Aktuelle FassungIn Kraft seit 16.7.1920

Artikel 203.

1. Jeder der Staaten, denen ein Gebiet der ehemaligen österreichischen Monarchie übertragen wird oder die aus dem Zerfall dieser Monarchie entstanden sind, einschließlich Österreichs, muß einen Teil der auf Eisenbahnen, Salzbergwerken oder anderen Vermögen besonders sichergestellten Schulden der alten österreichischen Regierung nach dem Stande vom 28. Juli 1914 übernehmen. Von jedem Staate ist derjenige Teil der sichergestellten Schuld zu übernehmen, welcher nach Ansicht des Wiedergutmachungsausschusses auf die Eisenbahnen, Salzbergwerke und andere Güter entfällt, welche nach dem gegenwärtigen Vertrage oder nach Zusatzverträgen oder Zusatzübereinkommen dem betreffenden Staate abgetreten werden.

Der Betrag der Verpflichtung, die von jedem Staate, mit Ausnahme Österreichs, von der sichergestellten Schuld zu übernehmen ist, wird vom Wiedergutmachungsausschuß nach Grundsätzen bestimmt, die er für billig hält. Der derart ermittelte Wertbetrag wird von der Summe abgezogen, welche der betreffende Staat an Österreich schuldet für solches Vermögen und Eigentum der ehemaligen oder gegenwärtigen österreichischen Regierung, das er zugleich mit übertragenem Gebiet erworben hat. Jeder Staat hat nur für denjenigen Teil der sichergestellten Schuld aufzukommen, die er im Sinne des gegenwärtigen Artikels übernimmt. Die Inhaber des von einem Staate übernommenen Teiles der sichergestellten Schuld haben gegen andere Staaten keinen Anspruch.

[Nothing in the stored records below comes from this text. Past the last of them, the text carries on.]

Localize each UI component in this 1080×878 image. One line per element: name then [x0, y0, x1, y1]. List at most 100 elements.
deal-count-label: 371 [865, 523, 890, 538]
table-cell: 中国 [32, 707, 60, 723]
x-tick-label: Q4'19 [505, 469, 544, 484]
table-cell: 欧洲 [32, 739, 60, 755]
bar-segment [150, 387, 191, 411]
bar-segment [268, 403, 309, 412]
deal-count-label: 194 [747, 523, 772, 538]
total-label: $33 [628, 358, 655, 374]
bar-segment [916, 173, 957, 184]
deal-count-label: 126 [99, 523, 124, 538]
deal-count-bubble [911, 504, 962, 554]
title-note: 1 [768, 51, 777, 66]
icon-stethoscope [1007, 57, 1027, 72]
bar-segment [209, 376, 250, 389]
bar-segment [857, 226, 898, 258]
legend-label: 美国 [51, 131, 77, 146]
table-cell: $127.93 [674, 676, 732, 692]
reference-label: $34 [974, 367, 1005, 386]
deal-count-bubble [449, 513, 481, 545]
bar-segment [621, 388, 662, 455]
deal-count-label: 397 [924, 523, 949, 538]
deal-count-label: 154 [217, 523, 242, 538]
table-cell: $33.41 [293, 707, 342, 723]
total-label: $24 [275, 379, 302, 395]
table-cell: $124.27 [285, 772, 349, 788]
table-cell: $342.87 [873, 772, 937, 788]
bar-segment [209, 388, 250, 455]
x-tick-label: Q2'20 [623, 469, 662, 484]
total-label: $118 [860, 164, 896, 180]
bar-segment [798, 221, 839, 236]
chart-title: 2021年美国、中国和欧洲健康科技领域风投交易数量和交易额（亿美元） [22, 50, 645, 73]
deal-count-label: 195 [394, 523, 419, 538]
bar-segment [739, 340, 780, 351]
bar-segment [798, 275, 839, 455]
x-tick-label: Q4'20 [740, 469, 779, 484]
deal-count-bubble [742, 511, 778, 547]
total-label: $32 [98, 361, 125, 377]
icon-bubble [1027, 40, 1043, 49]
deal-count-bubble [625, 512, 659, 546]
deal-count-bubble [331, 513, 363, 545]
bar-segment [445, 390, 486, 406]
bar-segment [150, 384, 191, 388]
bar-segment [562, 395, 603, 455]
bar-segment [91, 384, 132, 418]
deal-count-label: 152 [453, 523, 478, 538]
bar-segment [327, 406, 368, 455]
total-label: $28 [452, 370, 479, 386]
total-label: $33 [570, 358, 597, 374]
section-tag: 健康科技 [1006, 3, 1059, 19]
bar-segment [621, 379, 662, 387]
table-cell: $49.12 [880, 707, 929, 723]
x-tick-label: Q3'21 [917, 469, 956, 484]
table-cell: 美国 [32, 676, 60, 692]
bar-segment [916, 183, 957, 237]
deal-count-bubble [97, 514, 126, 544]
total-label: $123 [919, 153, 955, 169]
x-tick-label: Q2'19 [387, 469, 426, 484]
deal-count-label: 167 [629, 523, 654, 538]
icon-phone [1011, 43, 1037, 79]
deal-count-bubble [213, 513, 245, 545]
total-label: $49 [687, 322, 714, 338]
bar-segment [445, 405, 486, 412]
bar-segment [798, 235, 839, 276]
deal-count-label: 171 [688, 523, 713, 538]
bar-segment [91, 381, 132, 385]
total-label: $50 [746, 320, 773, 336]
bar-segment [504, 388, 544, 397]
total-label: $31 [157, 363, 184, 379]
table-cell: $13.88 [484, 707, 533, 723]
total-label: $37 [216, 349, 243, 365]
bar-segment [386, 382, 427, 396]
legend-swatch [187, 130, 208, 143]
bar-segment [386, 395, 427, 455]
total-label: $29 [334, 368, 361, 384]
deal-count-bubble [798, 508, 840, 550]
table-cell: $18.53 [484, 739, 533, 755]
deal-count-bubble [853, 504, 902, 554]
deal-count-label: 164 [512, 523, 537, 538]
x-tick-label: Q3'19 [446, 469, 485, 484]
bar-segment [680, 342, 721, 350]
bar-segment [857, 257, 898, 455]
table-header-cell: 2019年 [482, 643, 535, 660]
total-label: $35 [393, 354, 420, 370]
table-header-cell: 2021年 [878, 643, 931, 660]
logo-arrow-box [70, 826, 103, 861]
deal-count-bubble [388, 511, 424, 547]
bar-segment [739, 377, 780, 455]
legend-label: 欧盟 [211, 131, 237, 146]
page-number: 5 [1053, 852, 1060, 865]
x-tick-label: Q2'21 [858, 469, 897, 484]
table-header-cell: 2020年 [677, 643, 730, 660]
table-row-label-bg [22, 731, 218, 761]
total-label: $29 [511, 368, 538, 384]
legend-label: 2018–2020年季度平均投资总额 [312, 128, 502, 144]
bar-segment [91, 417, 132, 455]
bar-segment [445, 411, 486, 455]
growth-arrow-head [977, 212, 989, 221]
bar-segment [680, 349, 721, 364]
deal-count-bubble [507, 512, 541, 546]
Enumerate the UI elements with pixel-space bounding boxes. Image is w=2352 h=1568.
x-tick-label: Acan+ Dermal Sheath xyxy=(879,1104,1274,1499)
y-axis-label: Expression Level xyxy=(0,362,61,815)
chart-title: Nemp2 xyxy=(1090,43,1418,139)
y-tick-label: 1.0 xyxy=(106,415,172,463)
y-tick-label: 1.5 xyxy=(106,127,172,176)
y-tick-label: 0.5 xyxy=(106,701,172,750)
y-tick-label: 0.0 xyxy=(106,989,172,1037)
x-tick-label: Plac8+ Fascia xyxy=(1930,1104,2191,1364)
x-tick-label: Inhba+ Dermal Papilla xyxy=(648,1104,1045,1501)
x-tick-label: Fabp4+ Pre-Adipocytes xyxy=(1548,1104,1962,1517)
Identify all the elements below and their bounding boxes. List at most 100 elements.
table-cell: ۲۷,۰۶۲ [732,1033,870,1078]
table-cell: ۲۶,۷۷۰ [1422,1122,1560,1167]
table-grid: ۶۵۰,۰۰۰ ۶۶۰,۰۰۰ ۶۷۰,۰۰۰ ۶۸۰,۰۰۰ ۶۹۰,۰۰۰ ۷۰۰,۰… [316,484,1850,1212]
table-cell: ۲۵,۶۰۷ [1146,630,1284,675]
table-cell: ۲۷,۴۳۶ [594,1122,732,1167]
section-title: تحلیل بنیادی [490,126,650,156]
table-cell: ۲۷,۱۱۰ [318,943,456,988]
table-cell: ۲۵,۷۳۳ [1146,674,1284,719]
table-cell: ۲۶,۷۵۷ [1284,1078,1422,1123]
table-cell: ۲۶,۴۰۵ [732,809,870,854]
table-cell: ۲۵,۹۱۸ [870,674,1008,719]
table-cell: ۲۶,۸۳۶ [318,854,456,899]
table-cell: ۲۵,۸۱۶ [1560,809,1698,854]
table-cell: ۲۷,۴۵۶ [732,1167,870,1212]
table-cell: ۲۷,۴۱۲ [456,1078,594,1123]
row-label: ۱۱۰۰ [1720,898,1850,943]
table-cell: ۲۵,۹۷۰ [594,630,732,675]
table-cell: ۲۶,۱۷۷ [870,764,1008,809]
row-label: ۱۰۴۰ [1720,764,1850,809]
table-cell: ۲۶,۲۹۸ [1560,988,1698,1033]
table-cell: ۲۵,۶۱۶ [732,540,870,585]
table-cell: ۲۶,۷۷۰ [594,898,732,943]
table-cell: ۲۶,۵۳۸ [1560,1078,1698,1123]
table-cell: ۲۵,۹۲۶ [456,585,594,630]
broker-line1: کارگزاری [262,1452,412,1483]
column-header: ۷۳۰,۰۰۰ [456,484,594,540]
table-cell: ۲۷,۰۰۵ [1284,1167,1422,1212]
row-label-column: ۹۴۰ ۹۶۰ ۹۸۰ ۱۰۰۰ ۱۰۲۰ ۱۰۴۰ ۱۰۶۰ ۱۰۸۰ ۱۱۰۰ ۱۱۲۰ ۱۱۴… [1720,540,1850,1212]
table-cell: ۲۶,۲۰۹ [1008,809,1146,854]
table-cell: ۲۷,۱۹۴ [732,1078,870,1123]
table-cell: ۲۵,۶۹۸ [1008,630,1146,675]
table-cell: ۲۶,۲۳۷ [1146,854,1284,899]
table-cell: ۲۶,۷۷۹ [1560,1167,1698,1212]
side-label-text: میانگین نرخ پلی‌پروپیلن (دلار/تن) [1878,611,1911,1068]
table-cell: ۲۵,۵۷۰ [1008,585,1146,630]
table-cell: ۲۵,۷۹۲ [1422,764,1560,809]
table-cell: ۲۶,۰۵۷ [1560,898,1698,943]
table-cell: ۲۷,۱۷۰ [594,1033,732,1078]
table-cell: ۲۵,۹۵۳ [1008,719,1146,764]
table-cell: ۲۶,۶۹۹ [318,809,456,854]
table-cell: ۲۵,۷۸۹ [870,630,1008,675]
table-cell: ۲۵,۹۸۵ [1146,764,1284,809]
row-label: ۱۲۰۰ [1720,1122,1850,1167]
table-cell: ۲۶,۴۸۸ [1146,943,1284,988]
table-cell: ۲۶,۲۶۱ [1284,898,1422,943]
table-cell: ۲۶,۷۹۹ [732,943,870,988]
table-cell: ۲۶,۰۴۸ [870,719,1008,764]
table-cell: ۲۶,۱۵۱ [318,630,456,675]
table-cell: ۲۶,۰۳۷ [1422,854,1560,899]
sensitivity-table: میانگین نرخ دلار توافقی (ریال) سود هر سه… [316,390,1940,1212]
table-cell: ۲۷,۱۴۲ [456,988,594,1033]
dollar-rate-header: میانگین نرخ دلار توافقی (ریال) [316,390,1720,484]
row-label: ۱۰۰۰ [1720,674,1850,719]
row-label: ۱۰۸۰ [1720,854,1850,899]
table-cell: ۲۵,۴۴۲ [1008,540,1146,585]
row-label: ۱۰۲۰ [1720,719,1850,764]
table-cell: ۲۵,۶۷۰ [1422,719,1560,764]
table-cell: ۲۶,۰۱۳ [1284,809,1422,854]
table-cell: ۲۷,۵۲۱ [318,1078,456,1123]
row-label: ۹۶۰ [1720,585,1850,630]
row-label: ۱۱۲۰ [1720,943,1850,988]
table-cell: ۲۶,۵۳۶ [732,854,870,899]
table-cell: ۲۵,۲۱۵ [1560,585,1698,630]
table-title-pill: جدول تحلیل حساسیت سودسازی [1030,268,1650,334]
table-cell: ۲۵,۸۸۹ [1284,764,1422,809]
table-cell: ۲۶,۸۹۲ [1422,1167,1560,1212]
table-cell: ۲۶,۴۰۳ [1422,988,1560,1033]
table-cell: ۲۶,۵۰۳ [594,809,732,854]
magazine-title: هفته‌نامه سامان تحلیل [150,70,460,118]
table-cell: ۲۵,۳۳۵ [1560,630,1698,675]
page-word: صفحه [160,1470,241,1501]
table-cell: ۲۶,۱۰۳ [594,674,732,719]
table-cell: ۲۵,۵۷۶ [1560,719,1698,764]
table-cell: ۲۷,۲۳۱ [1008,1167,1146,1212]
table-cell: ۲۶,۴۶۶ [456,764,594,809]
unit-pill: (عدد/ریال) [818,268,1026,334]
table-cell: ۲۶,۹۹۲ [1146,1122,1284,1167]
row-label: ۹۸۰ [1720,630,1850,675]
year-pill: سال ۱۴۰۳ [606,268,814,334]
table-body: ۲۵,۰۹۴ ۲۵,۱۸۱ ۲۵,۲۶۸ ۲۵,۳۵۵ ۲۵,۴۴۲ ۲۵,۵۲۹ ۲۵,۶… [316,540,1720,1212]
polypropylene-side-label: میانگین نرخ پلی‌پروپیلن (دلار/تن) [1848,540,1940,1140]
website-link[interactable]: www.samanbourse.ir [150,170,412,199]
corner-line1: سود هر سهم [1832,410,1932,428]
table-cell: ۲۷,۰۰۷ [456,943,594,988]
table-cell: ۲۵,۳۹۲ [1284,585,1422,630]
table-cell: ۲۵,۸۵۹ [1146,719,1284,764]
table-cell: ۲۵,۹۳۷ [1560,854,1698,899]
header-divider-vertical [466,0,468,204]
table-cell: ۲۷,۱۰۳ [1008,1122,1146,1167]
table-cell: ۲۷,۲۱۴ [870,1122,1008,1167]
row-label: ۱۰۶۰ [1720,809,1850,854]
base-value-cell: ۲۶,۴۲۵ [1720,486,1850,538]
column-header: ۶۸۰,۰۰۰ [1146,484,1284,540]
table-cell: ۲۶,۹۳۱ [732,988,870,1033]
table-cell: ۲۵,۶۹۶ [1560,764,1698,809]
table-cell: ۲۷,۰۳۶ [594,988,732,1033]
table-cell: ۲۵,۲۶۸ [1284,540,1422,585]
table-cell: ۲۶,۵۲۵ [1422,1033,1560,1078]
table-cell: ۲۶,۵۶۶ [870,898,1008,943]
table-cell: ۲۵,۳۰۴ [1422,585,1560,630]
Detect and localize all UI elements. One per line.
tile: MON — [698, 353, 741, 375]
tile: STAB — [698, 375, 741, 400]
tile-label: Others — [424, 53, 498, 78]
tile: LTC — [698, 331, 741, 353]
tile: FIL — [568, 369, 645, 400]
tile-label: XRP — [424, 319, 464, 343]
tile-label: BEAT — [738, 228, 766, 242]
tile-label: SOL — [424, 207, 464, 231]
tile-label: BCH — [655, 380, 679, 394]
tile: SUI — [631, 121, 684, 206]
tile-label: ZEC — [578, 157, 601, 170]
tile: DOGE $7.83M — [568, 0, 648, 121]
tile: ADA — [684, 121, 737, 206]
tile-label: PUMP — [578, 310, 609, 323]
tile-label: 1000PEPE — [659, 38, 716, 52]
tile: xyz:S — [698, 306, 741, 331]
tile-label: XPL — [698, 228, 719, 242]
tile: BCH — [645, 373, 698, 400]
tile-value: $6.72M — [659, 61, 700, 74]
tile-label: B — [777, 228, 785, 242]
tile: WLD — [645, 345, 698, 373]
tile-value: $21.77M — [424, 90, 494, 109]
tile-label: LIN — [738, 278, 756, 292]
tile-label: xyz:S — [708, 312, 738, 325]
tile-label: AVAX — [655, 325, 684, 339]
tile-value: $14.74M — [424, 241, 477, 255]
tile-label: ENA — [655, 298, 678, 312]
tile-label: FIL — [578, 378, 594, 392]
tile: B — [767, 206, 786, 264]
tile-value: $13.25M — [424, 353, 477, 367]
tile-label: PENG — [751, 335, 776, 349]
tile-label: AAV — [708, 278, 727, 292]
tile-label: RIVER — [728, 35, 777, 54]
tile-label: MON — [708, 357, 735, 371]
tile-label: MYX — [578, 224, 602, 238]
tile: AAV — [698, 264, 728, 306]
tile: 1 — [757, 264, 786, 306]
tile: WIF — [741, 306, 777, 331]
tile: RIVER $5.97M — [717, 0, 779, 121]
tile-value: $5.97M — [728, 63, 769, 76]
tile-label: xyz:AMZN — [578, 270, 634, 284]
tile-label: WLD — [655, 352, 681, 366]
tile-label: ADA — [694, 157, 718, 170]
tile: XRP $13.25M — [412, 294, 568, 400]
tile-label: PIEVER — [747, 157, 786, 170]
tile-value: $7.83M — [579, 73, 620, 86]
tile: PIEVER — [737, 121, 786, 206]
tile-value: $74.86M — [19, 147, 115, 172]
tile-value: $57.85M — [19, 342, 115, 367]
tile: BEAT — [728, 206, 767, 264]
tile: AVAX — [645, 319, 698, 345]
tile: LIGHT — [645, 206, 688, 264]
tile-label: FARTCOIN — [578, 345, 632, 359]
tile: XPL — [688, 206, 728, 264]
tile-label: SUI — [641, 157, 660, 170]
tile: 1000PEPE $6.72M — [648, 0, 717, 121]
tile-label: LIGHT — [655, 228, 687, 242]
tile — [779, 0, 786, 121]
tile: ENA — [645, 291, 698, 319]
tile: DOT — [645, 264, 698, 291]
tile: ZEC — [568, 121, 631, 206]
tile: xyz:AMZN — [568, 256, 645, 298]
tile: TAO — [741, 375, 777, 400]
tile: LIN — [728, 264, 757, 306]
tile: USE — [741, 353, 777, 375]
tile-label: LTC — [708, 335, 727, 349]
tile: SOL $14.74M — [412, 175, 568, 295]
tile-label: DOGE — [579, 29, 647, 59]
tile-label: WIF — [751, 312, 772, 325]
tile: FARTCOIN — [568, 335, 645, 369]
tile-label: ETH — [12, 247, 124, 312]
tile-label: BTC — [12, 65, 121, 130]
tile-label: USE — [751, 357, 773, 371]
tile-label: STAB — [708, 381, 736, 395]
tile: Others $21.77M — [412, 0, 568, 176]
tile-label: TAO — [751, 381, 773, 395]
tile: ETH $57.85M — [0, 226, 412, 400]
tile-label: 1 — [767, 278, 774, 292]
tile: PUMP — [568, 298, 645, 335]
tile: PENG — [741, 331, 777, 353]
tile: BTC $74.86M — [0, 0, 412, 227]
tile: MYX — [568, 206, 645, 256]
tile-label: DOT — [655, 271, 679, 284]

Das Vermögen, welches speziell der Sicherstellung der in diesem Artikel erwähnten Schulden gewidmet war, bleibt für die Sicherstellung der neuen Schulden besonders gewidmet. Aber in dem Falle, in dem der gegenwärtige Vertrag eine Aufteilung dieser Vermögensstücke unter mehrere Staaten zur Folge hätte, dient der auf dem Gebiete des einen dieser Staaten gelegene Teil dieses Vermögens nur für den von dem betreffenden Staate übernommenen Teil der Schuld mit Ausschluß der übrigen Teile der Schuld als Pfand.

Bei der Anwendung des gegenwärtigen Artikels werden als sichergestellte Schulden die von der ehemaligen österreichischen Regierung übernommenen Zahlungsverpflichtungen betrachtet, die sich auf den Ankauf von Eisenbahnlinien oder von gleichartigem Vermögen beziehen. Die Verteilung der sich aus diesen Verpflichtungen ergebenden Lasten wird vom Wiedergutmachungsausschuß in derselben Weise wie für die sichergestellten Schulden bestimmt werden.

Die Schulden, welche nach dem gegenwärtigen Artikel übertragen werden, haben in dem Falle, als die ursprüngliche Schuld auf österreichisch-ungarisches Papiergeld lautete, auf die Währung desjenigen Staates zu lauten, der die Schuld übernimmt. Für die Konversion wird derjenige Kurs maßgebend sein, zu dem der die Schuld übernehmende Staat zuerst die österreichisch-ungarischen Kronennoten gegen seine eigene Währung umgetauscht hat. Die Basis der Umwandlung der österreichisch-ungarischen Kronennoten in die Währung, auf welche die Titres lauten werden, ist dem Wiedergutmachungsausschuß zur Genehmigung mitzuteilen; dieser kann, wenn er es für angemessen findet, verlangen, daß der Staat, welcher diese Umwandlung vornimmt, die Bedingungen modifiziert. Eine solche Modifikation wird nur verlangt werden, wenn der Ausschuß der Ansicht ist, daß der Wert der Währung oder der Währungen, welche der Nominalwährung der alten Titres zu substituieren sind, nach den Wechselkursen zum Zeitpunkte der Konversion erheblich niedriger ist, als der Wert der ursprünglichen Währung.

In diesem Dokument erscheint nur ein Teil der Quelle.